Previous versions were lauded as "magnificent" and "ideal" for introducing varied statistical methods. The 2019 edition is considered a necessary acquisition even for those owning earlier versions due to the rapid evolution of genomic data analysis.
How do we link genes to disease? This part covers the mechanics of Genome-Wide Association Studies (GWAS), including quality control (QC), correction for multiple testing (Bonferroni vs. FDR), and meta-analysis. A new chapter in the 2019 edition focuses on , acknowledging that common variants only explain a fraction of heritability. Balding D. Handbook of Statistical Genomics 2019
Features dedicated sections on statistical aspects of data from modern sequencing, including sequence-based functional assays. Previous versions were lauded as "magnificent" and "ideal"

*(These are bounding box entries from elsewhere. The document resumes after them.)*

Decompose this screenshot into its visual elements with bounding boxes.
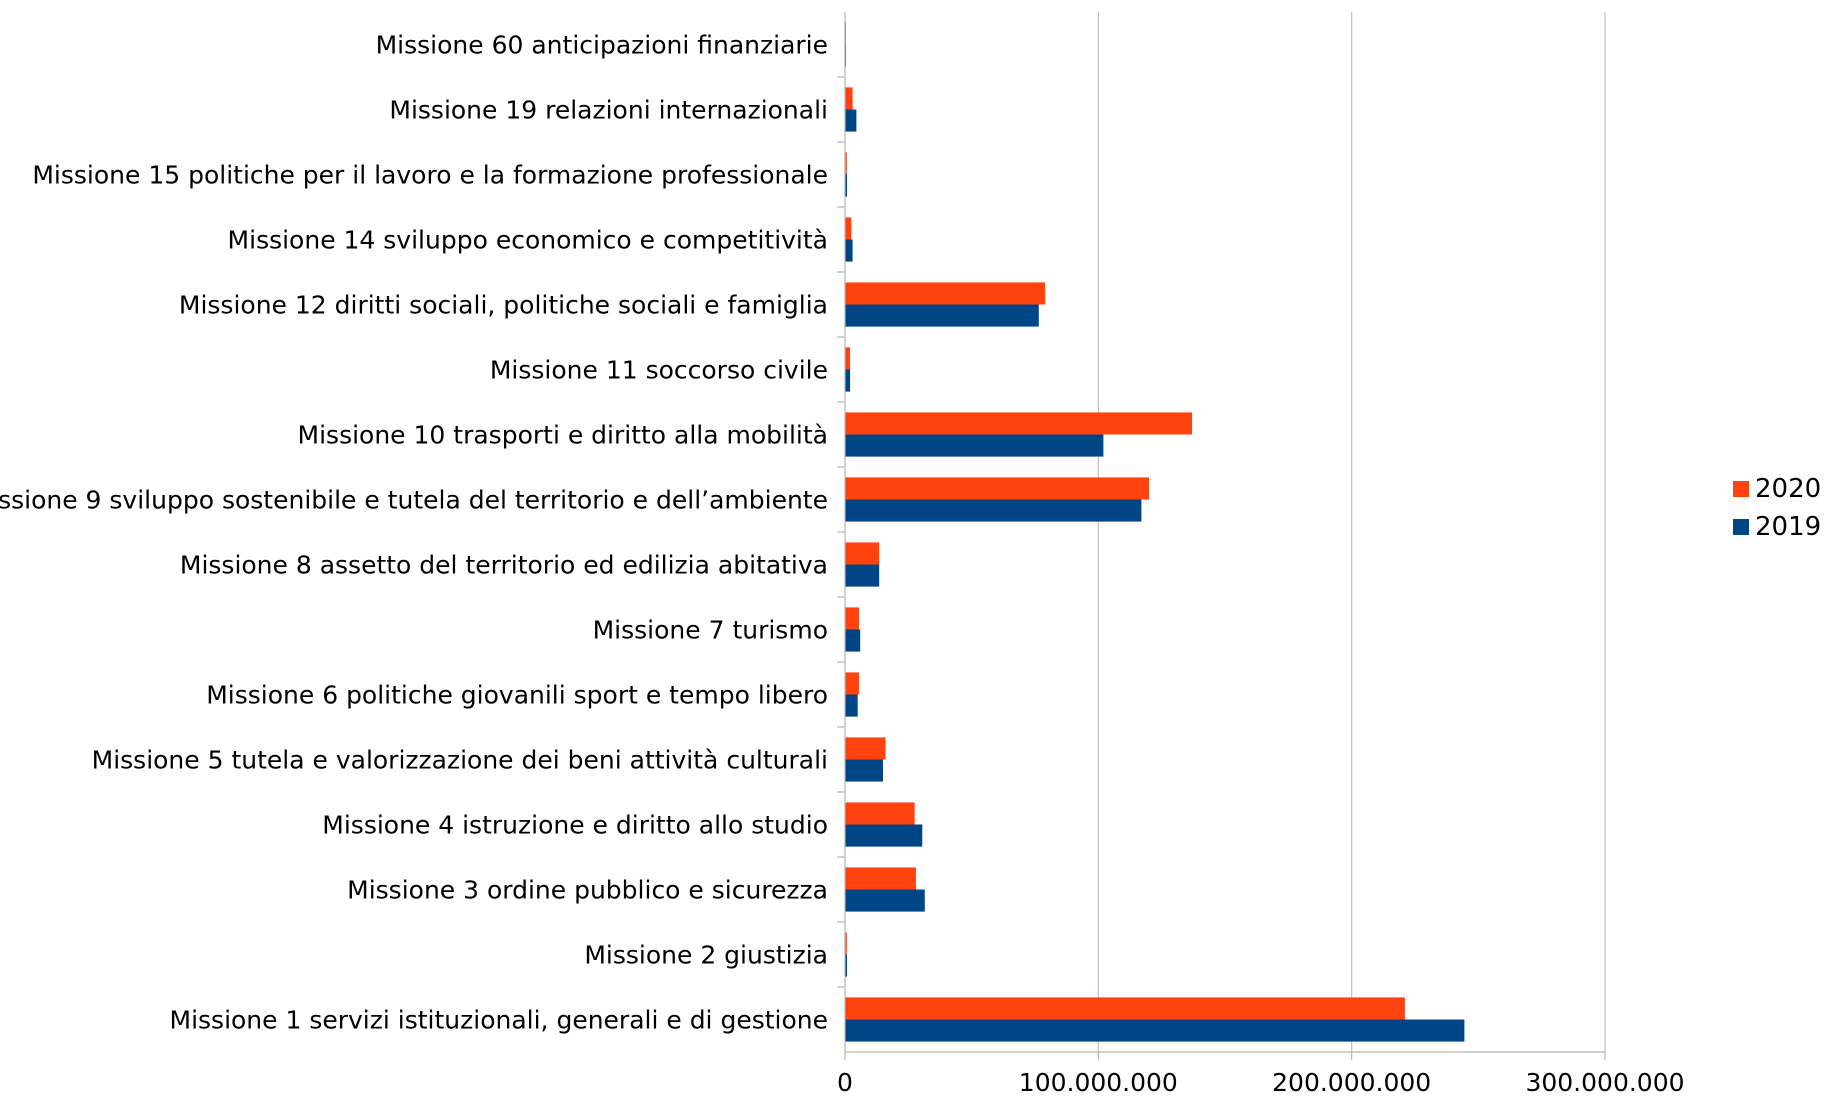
bar-2020 [845, 152, 847, 175]
bar-2020 [845, 672, 859, 695]
category-label: Missione 10 trasporti e diritto alla mob… [298, 421, 828, 450]
category-label: Missione 6 politiche giovanili sport e t… [206, 681, 828, 710]
bar-2019 [845, 564, 880, 587]
bar-2020 [845, 542, 880, 565]
legend-swatch-2019 [1733, 519, 1749, 535]
category-label: Missione 7 turismo [593, 616, 828, 645]
bar-2019 [845, 759, 883, 782]
bar-2020 [845, 607, 859, 630]
x-tick-label: 200.000.000 [1272, 1068, 1431, 1097]
category-label: Missione 11 soccorso civile [490, 356, 828, 385]
category-label: Missione 19 relazioni internazionali [389, 96, 828, 125]
bar-2019 [845, 954, 848, 977]
legend-label-2020: 2020 [1755, 474, 1822, 504]
bar-2019 [845, 499, 1142, 522]
bar-2019 [845, 369, 851, 392]
bar-2020 [845, 867, 916, 890]
legend-item-2019: 2019 [1733, 508, 1821, 546]
bar-2020 [845, 87, 853, 110]
bar-2020 [845, 282, 1046, 305]
legend-label-2019: 2019 [1755, 512, 1822, 542]
axes [837, 12, 1606, 1060]
bar-2020 [845, 347, 851, 370]
category-label: Missione 8 assetto del territorio ed edi… [180, 551, 828, 580]
category-label: Missione 4 istruzione e diritto allo stu… [322, 811, 828, 840]
category-label: Missione 5 tutela e valorizzazione dei b… [92, 746, 828, 775]
bar-2020 [845, 737, 886, 760]
bar-2019 [845, 304, 1039, 327]
x-tick-label: 0 [837, 1068, 853, 1097]
category-label: Missione 12 diritti sociali, politiche s… [179, 291, 828, 320]
bar-2020 [845, 477, 1149, 500]
bar-2020 [845, 932, 847, 955]
x-tick-label: 100.000.000 [1019, 1068, 1178, 1097]
category-label: Missione 1 servizi istituzionali, genera… [170, 1006, 829, 1035]
legend-swatch-2020 [1733, 481, 1749, 497]
category-labels: Missione 60 anticipazioni finanziarie Mis… [0, 31, 828, 1035]
bar-2020 [845, 802, 915, 825]
bar-2019 [845, 889, 925, 912]
category-label: Missione 60 anticipazioni finanziarie [376, 31, 828, 60]
legend-item-2020: 2020 [1733, 470, 1821, 508]
category-label: Missione 9 sviluppo sostenibile e tutela… [0, 486, 828, 515]
x-tick-label: 300.000.000 [1525, 1068, 1684, 1097]
bar-2019 [845, 694, 858, 717]
gridlines [1097, 12, 1606, 1052]
bar-2020 [845, 997, 1405, 1020]
bar-2020 [845, 217, 852, 240]
bar-2019 [845, 1019, 1465, 1042]
category-label: Missione 2 giustizia [584, 941, 828, 970]
legend: 2020 2019 [1733, 470, 1821, 546]
bar-2019 [845, 629, 861, 652]
category-label: Missione 14 sviluppo economico e competi… [228, 226, 828, 255]
x-tick-labels: 0 100.000.000 200.000.000 300.000.000 [837, 1068, 1684, 1097]
bars [845, 22, 1465, 1042]
bar-2019 [845, 239, 853, 262]
bar-2020 [845, 412, 1193, 435]
bar-2019 [845, 109, 857, 132]
bar-2019 [845, 824, 923, 847]
category-label: Missione 15 politiche per il lavoro e la… [32, 161, 828, 190]
category-label: Missione 3 ordine pubblico e sicurezza [347, 876, 828, 905]
bar-2019 [845, 434, 1104, 457]
bar-2019 [845, 174, 848, 197]
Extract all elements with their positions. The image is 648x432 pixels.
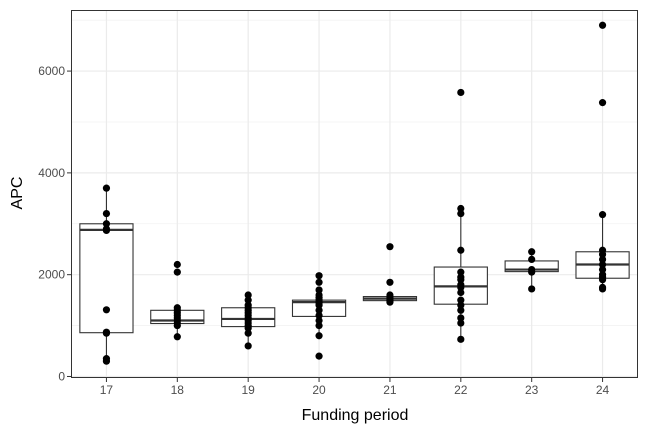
x-tick-label: 17 xyxy=(100,383,114,397)
data-point xyxy=(386,243,394,251)
data-point xyxy=(315,352,323,360)
data-point xyxy=(102,184,111,192)
data-point xyxy=(457,204,465,213)
data-point xyxy=(315,272,323,280)
data-point xyxy=(102,209,111,218)
y-axis-title: APC xyxy=(9,177,26,210)
data-point xyxy=(315,301,323,309)
data-point xyxy=(102,329,111,337)
x-tick-label: 22 xyxy=(454,383,468,397)
boxplot-boxes xyxy=(79,188,630,362)
y-tick-label: 4000 xyxy=(38,166,65,180)
data-point xyxy=(315,286,323,294)
data-points xyxy=(102,21,607,365)
x-tick-label: 23 xyxy=(525,383,539,397)
data-point xyxy=(173,321,181,330)
data-point xyxy=(457,288,465,297)
data-point xyxy=(528,255,536,264)
x-tick-label: 19 xyxy=(242,383,256,397)
data-point xyxy=(598,285,607,293)
data-point xyxy=(598,21,607,29)
data-point xyxy=(315,321,323,330)
data-point xyxy=(102,226,111,234)
y-tick-label: 0 xyxy=(58,369,65,383)
major-gridlines xyxy=(71,10,638,378)
data-point xyxy=(528,285,536,293)
plot-border xyxy=(71,10,638,378)
y-axis-ticks: 0 2000 4000 6000 xyxy=(38,64,71,383)
data-point xyxy=(315,332,323,340)
data-point xyxy=(102,357,111,365)
data-point xyxy=(173,268,181,276)
data-point xyxy=(244,329,252,337)
data-point xyxy=(315,316,323,325)
data-point xyxy=(598,276,607,284)
data-point xyxy=(528,268,536,276)
data-point xyxy=(457,88,465,97)
x-tick-label: 20 xyxy=(312,383,326,397)
data-point xyxy=(386,298,394,306)
data-point xyxy=(173,333,181,341)
data-point xyxy=(173,260,181,269)
data-point xyxy=(386,278,394,286)
data-point xyxy=(457,209,465,218)
data-point xyxy=(457,246,465,254)
data-point xyxy=(457,319,465,327)
data-point xyxy=(598,255,607,264)
data-point xyxy=(315,311,323,319)
data-point xyxy=(457,301,465,309)
data-point xyxy=(244,324,252,332)
box-iqr xyxy=(79,223,134,334)
data-point xyxy=(457,306,465,314)
x-axis-title: Funding period xyxy=(302,407,409,424)
data-point xyxy=(598,99,607,107)
data-point xyxy=(598,211,607,219)
minor-gridlines xyxy=(71,19,638,326)
x-tick-label: 18 xyxy=(171,383,185,397)
x-axis-ticks: 17 18 19 20 21 22 23 24 xyxy=(100,378,610,397)
data-point xyxy=(244,342,252,350)
data-point xyxy=(244,291,252,299)
data-point xyxy=(528,248,536,256)
data-point xyxy=(457,283,465,291)
x-tick-label: 24 xyxy=(596,383,610,397)
data-point xyxy=(457,268,465,276)
data-point xyxy=(598,265,607,274)
y-tick-label: 6000 xyxy=(38,64,65,78)
data-point xyxy=(102,306,111,314)
data-point xyxy=(315,278,323,286)
data-point xyxy=(315,306,323,314)
x-tick-label: 21 xyxy=(383,383,397,397)
data-point xyxy=(598,260,607,269)
data-point xyxy=(457,276,465,284)
data-point xyxy=(457,314,465,322)
data-point xyxy=(244,296,252,304)
data-point xyxy=(457,296,465,304)
data-point xyxy=(457,335,465,343)
data-point xyxy=(102,220,111,228)
data-point xyxy=(598,250,607,258)
y-tick-label: 2000 xyxy=(38,268,65,282)
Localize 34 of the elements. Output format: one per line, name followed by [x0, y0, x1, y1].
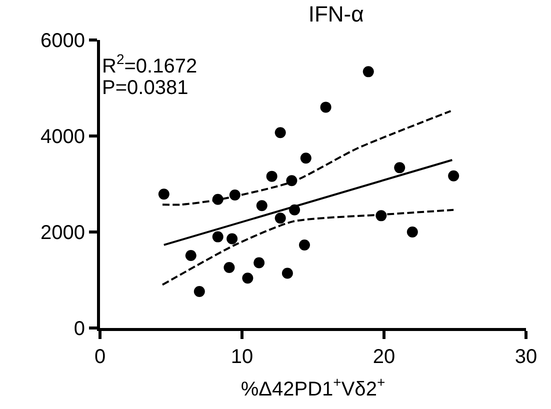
point	[320, 102, 332, 113]
point	[226, 233, 238, 244]
y-tick-label: 6000	[40, 30, 85, 52]
line-series	[161, 110, 452, 206]
point	[274, 212, 286, 224]
point	[282, 268, 293, 279]
x-tick-label: 20	[372, 346, 396, 368]
point	[394, 162, 406, 174]
x-tick-label: 0	[94, 346, 106, 368]
point	[448, 170, 460, 182]
point	[254, 257, 265, 268]
point	[158, 188, 170, 200]
x-axis-title: %Δ42PD1$^{+}$Vδ2$^{+}$	[240, 374, 386, 400]
y-tick-label: 0	[74, 318, 85, 340]
point	[256, 200, 268, 212]
point	[406, 226, 418, 238]
point	[224, 262, 235, 274]
y-tick-label: 4000	[40, 126, 85, 148]
annotation: P=0.0381	[102, 77, 188, 99]
point	[274, 127, 286, 138]
line-series	[161, 208, 455, 286]
annotation: R$^{2}$=0.1672	[102, 51, 198, 78]
x-tick-label: 10	[230, 346, 254, 368]
point	[242, 272, 254, 284]
point	[266, 170, 278, 182]
point	[300, 152, 312, 164]
x-tick-label: 30	[514, 346, 538, 368]
y-tick-label: 2000	[40, 222, 85, 244]
chart-title: IFN-α	[308, 2, 364, 27]
point	[185, 250, 196, 262]
point	[298, 239, 310, 250]
point	[194, 286, 205, 298]
point	[362, 66, 374, 78]
point	[212, 231, 224, 242]
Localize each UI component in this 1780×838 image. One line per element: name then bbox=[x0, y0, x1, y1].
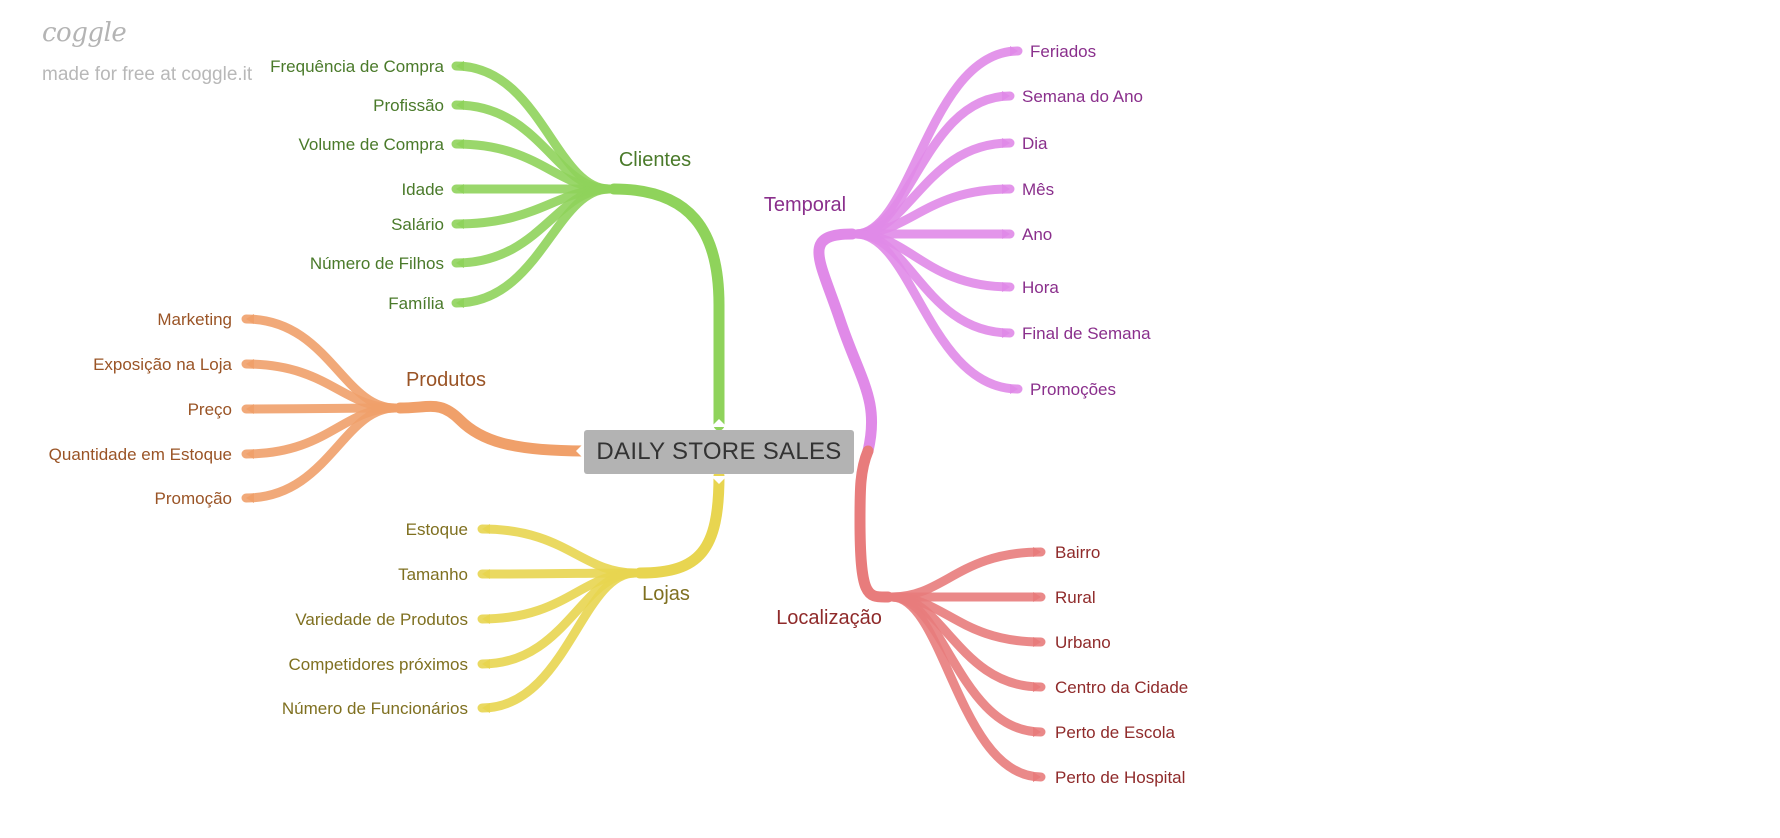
branch-localizacao-connector bbox=[887, 547, 1046, 602]
leaf-topic-label[interactable]: Volume de Compra bbox=[298, 135, 444, 154]
branch-clientes-connector bbox=[451, 139, 614, 194]
connector-tip bbox=[1033, 637, 1041, 647]
node-notch bbox=[711, 419, 727, 427]
branch-lojas-connector bbox=[477, 568, 640, 713]
leaf-topic-label[interactable]: Semana do Ano bbox=[1022, 87, 1143, 106]
connector-tip bbox=[1033, 682, 1041, 692]
connector-tip bbox=[456, 184, 464, 194]
leaf-topic-label[interactable]: Final de Semana bbox=[1022, 324, 1151, 343]
leaf-topic-label[interactable]: Marketing bbox=[157, 310, 232, 329]
connector-tip bbox=[1033, 772, 1041, 782]
branch-clientes-connector bbox=[451, 184, 614, 308]
branch-temporal: Feriados Semana do Ano Dia Mês Ano Hora Final … bbox=[764, 42, 1151, 457]
branch-temporal-connector bbox=[851, 184, 1015, 239]
branch-produtos-trunk bbox=[394, 400, 590, 457]
node-notch bbox=[711, 476, 727, 484]
branch-localizacao-trunk bbox=[854, 445, 894, 603]
connector-tip bbox=[456, 298, 464, 308]
leaf-topic-label[interactable]: Dia bbox=[1022, 134, 1048, 153]
leaf-topic-label[interactable]: Bairro bbox=[1055, 543, 1100, 562]
connector-tip bbox=[482, 614, 490, 624]
coggle-logo: coggle bbox=[42, 18, 127, 48]
leaf-topic-label[interactable]: Variedade de Produtos bbox=[295, 610, 468, 629]
connector-tip bbox=[246, 449, 254, 459]
connector-tip bbox=[246, 314, 254, 324]
leaf-topic-label[interactable]: Exposição na Loja bbox=[93, 355, 232, 374]
branch-clientes-connector bbox=[451, 61, 614, 194]
leaf-topic-label[interactable]: Idade bbox=[401, 180, 444, 199]
connector-tip bbox=[456, 100, 464, 110]
leaf-topic-label[interactable]: Salário bbox=[391, 215, 444, 234]
leaf-topic-label[interactable]: Estoque bbox=[406, 520, 468, 539]
leaf-topic-label[interactable]: Centro da Cidade bbox=[1055, 678, 1188, 697]
topic-produtos-label[interactable]: Produtos bbox=[406, 369, 486, 391]
connector-tip bbox=[1002, 91, 1010, 101]
branch-lojas-trunk bbox=[634, 470, 725, 579]
topic-localizacao-label[interactable]: Localização bbox=[776, 607, 882, 629]
node-notch bbox=[854, 443, 862, 459]
leaf-topic-label[interactable]: Perto de Escola bbox=[1055, 723, 1176, 742]
topic-temporal-label[interactable]: Temporal bbox=[764, 194, 846, 216]
branch-clientes-trunk bbox=[608, 183, 725, 431]
branch-lojas: Estoque Tamanho Variedade de Produtos Compe… bbox=[282, 470, 725, 718]
connector-tip bbox=[1002, 229, 1010, 239]
topic-lojas-label[interactable]: Lojas bbox=[642, 583, 690, 605]
connector-tip bbox=[1033, 592, 1041, 602]
leaf-topic-label[interactable]: Promoção bbox=[155, 489, 232, 508]
leaf-topic-label[interactable]: Urbano bbox=[1055, 633, 1111, 652]
leaf-topic-label[interactable]: Hora bbox=[1022, 278, 1059, 297]
branch-clientes: Frequência de Compra Profissão Volume de C… bbox=[270, 57, 725, 431]
connector-tip bbox=[456, 258, 464, 268]
leaf-topic-label[interactable]: Preço bbox=[188, 400, 232, 419]
connector-tip bbox=[456, 219, 464, 229]
branch-localizacao-connector bbox=[887, 592, 1046, 782]
connector-tip bbox=[456, 139, 464, 149]
watermark-note: made for free at coggle.it bbox=[42, 64, 253, 85]
leaf-topic-label[interactable]: Promoções bbox=[1030, 380, 1116, 399]
connector-tip bbox=[482, 659, 490, 669]
connector-tip bbox=[482, 524, 490, 534]
node-notch bbox=[576, 443, 584, 459]
connector-tip bbox=[246, 493, 254, 503]
connector-tip bbox=[482, 569, 490, 579]
branch-produtos-connector bbox=[241, 359, 400, 413]
connector-tip bbox=[456, 61, 464, 71]
branch-produtos: Marketing Exposição na Loja Preço Quantidad… bbox=[49, 310, 590, 508]
central-topic[interactable]: DAILY STORE SALES bbox=[584, 430, 854, 474]
branch-produtos-connector bbox=[241, 403, 400, 503]
connector-tip bbox=[1010, 384, 1018, 394]
leaf-topic-label[interactable]: Família bbox=[388, 294, 444, 313]
branch-temporal-trunk bbox=[813, 228, 877, 457]
connector-tip bbox=[1002, 328, 1010, 338]
leaf-topic-label[interactable]: Tamanho bbox=[398, 565, 468, 584]
branch-temporal-connector bbox=[851, 229, 1023, 394]
leaf-topic-label[interactable]: Quantidade em Estoque bbox=[49, 445, 232, 464]
connector-tip bbox=[1002, 138, 1010, 148]
connector-tip bbox=[246, 359, 254, 369]
leaf-topic-label[interactable]: Mês bbox=[1022, 180, 1054, 199]
connector-tip bbox=[246, 404, 254, 414]
leaf-topic-label[interactable]: Ano bbox=[1022, 225, 1052, 244]
leaf-topic-label[interactable]: Número de Funcionários bbox=[282, 699, 468, 718]
connector-tip bbox=[1033, 727, 1041, 737]
leaf-topic-label[interactable]: Rural bbox=[1055, 588, 1096, 607]
topic-clientes-label[interactable]: Clientes bbox=[619, 149, 691, 171]
leaf-topic-label[interactable]: Frequência de Compra bbox=[270, 57, 444, 76]
connector-tip bbox=[1002, 184, 1010, 194]
branch-lojas-connector bbox=[477, 524, 640, 578]
connector-tip bbox=[482, 703, 490, 713]
leaf-topic-label[interactable]: Competidores próximos bbox=[288, 655, 468, 674]
branch-localizacao: Bairro Rural Urbano Centro da Cidade Perto d… bbox=[776, 445, 1188, 787]
leaf-topic-label[interactable]: Perto de Hospital bbox=[1055, 768, 1185, 787]
connector-tip bbox=[1002, 282, 1010, 292]
central-topic-label: DAILY STORE SALES bbox=[596, 438, 842, 465]
connector-tip bbox=[1010, 46, 1018, 56]
connector-tip bbox=[1033, 547, 1041, 557]
leaf-topic-label[interactable]: Número de Filhos bbox=[310, 254, 444, 273]
leaf-topic-label[interactable]: Feriados bbox=[1030, 42, 1096, 61]
leaf-topic-label[interactable]: Profissão bbox=[373, 96, 444, 115]
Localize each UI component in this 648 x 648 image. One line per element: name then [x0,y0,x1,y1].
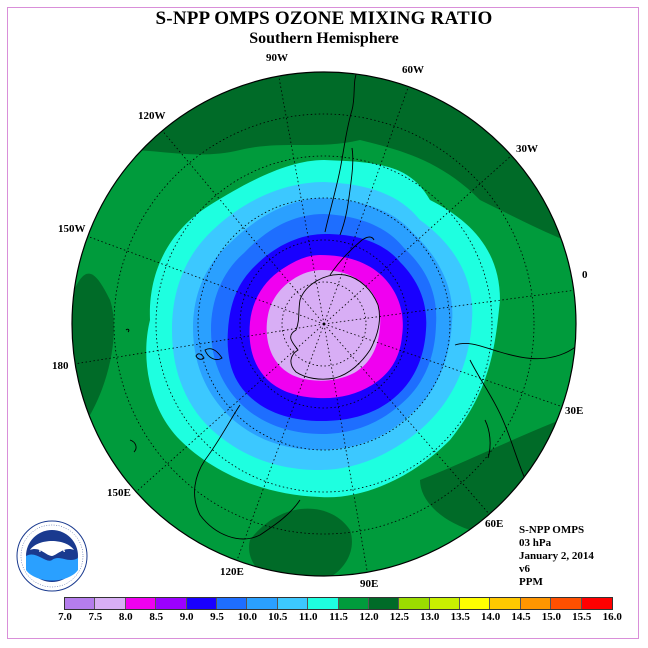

This is the "NGS" section. It explains the statistical underpinnings of RNA-Seq (expression analysis), ChIP-Seq (protein-DNA binding), and metagenomics. The chapter on is particularly vital, teaching how to remove technical artifacts (batch effects) that can swamp biological signals. This part covers the mechanics of Genome-Wide Association
For evolutionary biologists, this section provides rigorous coverage of substitution models (JC69, GTR) and tree-building methods (Maximum Likelihood vs. Bayesian MCMC). The chapter on "Molecular Clocks" has been updated to reflect the Bayesian approaches popularized by software like BEAST.